Question

In the given figure mass of block A is m and that of B is 2m. They are attached at the ends of a spring and kept on a smooth horizontal surface. Now, the spring is compressed by $x_0$ and released. Find displacement of block B by the time compression of the spring is reduced to $\frac{x_0}{2}$ :-

• A. $\frac{x_0}{3}$
• B. $\frac{x_0}{2}$
• C. $\frac{x_0}{6}$
• D. $\frac{x_0}{4}$

Answer 1

Answer: (C)

$\frac{x_0}{6}$

Answer 2

The system consists of two blocks of masses m and 2m attached to a spring, on a smooth horizontal surface.

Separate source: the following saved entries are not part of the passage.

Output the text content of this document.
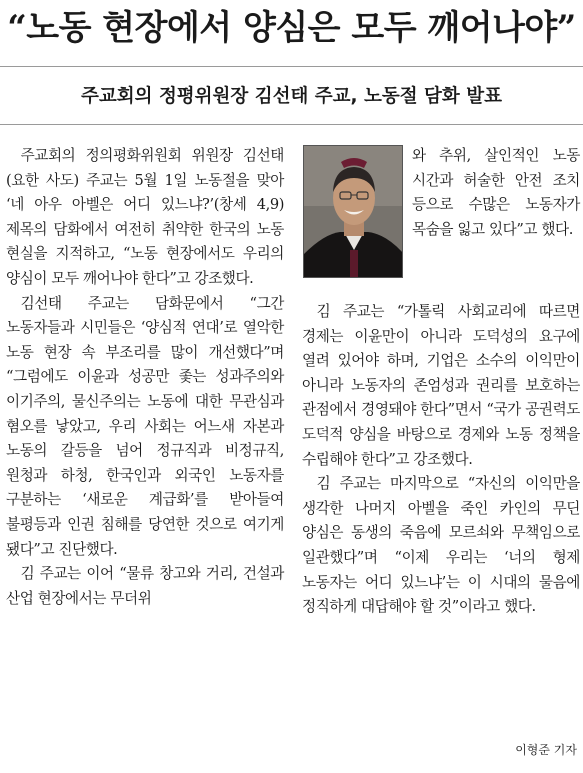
“노동 현장에서 양심은 모두 깨어나야”
주교회의 정평위원장 김선태 주교, 노동절 담화 발표

주교회의 정의평화위원회 위원장 김선태(요한 사도) 주교는 5월 1일 노동절을 맞아 ‘네 아우 아벨은 어디 있느냐?’(창세 4,9) 제목의 담화에서 여전히 취약한 한국의 노동 현실을 지적하고, “노동 현장에서도 우리의 양심이 모두 깨어나야 한다”고 강조했다.

김선태 주교는 담화문에서 “그간 노동자들과 시민들은 ‘양심적 연대’로 열악한 노동 현장 속 부조리를 많이 개선했다”며 “그럼에도 이윤과 성공만 좇는 성과주의와 이기주의, 물신주의는 노동에 대한 무관심과 혐오를 낳았고, 우리 사회는 어느새 자본과 노동의 갈등을 넘어 정규직과 비정규직, 원청과 하청, 한국인과 외국인 노동자를 구분하는 ‘새로운 계급화’를 받아들여 불평등과 인권 침해를 당연한 것으로 여기게 됐다”고 진단했다.

김 주교는 이어 “물류 창고와 거리, 건설과 산업 현장에서는 무더위

와 추위, 살인적인 노동 시간과 허술한 안전 조치 등으로 수많은 노동자가 목숨을 잃고 있다”고 했다.

김 주교는 “가톨릭 사회교리에 따르면 경제는 이윤만이 아니라 도덕성의 요구에 열려 있어야 하며, 기업은 소수의 이익만이 아니라 노동자의 존엄성과 권리를 보호하는 관점에서 경영돼야 한다”면서 “국가 공권력도 도덕적 양심을 바탕으로 경제와 노동 정책을 수립해야 한다”고 강조했다.

김 주교는 마지막으로 “자신의 이익만을 생각한 나머지 아벨을 죽인 카인의 무딘 양심은 동생의 죽음에 모르쇠와 무책임으로 일관했다”며 “이제 우리는 ‘너의 형제 노동자는 어디 있느냐’는 이 시대의 물음에 정직하게 대답해야 할 것”이라고 했다.

이형준 기자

Since there are no external horizontal forces, the total horizontal momentum of the system is conserved. Initially, the system is at rest, so the total momentum is zero. Therefore, the total momentum remains zero throughout the motion.

Let $\Delta x_A$ and $\Delta x_B$ be the displacements of block A and block B from their initial positions, respectively. Since the initial velocities are zero and the total momentum is conserved and equal to zero, we have: $m v_A + 2m v_B = 0$. Integrating this equation with respect to time from the initial state to the final state, we get: $\int m v_A dt + \int 2m v_B dt = 0$ $m \int_{x_{A,i}}^{x_{A,f}} dx_A + 2m \int_{x_{B,i}}^{x_{B,f}} dx_B = 0$ $m (x_{A,f} - x_{A,i}) + 2m (x_{B,f} - x_{B,i}) = 0$ $m \Delta x_A + 2m \Delta x_B = 0$ $\Delta x_A = -2 \Delta x_B$.

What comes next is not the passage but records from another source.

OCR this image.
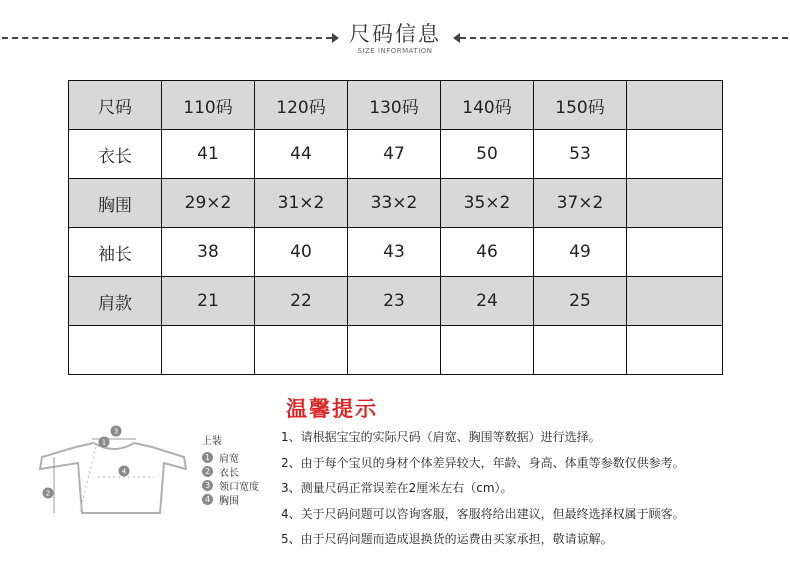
尺码信息
SIZE INFORMATION
尺码	110码	120码	130码	140码	150码	
衣长	41	44	47	50	53	
胸围	29×2	31×2	33×2	35×2	37×2	
袖长	38	40	43	46	49	
肩款	21	22	23	24	25	

3
1
2
4
上装
1 肩宽
2 衣长
3 领口宽度
4 胸围
温馨提示
1、请根据宝宝的实际尺码（肩宽、胸围等数据）进行选择。
2、由于每个宝贝的身材个体差异较大，年龄、身高、体重等参数仅供参考。
3、测量尺码正常误差在2厘米左右（cm）。
4、关于尺码问题可以咨询客服，客服将给出建议，但最终选择权属于顾客。
5、由于尺码问题而造成退换货的运费由买家承担，敬请谅解。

Let the natural length of the spring be $L$. Initially, the spring is compressed by $x_0$, so the initial length of the spring is $L_i = L - x_0$. Let the initial positions of A and B be $x_{A,i}$ and $x_{B,i}$. Then $x_{B,i} - x_{A,i} = L - x_0$.

Finally, the compression of the spring is reduced to $\frac{x_0}{2}$, so the final length of the spring is $L_f = L - \frac{x_0}{2}$. Let the final positions of A and B be $x_{A,f}$ and $x_{B,f}$. Then $x_{B,f} - x_{A,f} = L - \frac{x_0}{2}$.

The displacements are $\Delta x_A = x_{A,f} - x_{A,i}$ and $\Delta x_B = x_{B,f} - x_{B,i}$. Subtracting the initial length equation from the final length equation: $(x_{B,f} - x_{A,f}) - (x_{B,i} - x_{A,i}) = (L - \frac{x_0}{2}) - (L - x_0)$ $(x_{B,f} - x_{B,i}) - (x_{A,f} - x_{A,i}) = L - \frac{x_0}{2} - L + x_0$ $\Delta x_B - \Delta x_A = \frac{x_0}{2}$.

Now we have a system of two equations with two unknowns $\Delta x_A$ and $\Delta x_B$:

1. $\Delta x_A = -2 \Delta x_B$
2. $\Delta x_B - \Delta x_A = \frac{x_0}{2}$

Substitute equation (1) into equation (2): $\Delta x_B - (-2 \Delta x_B) = \frac{x_0}{2}$ $\Delta x_B + 2 \Delta x_B = \frac{x_0}{2}$ $3 \Delta x_B = \frac{x_0}{2}$ $\Delta x_B = \frac{x_0}{6}$.

The displacement of block B is $\Delta x_B = \frac{x_0}{6}$.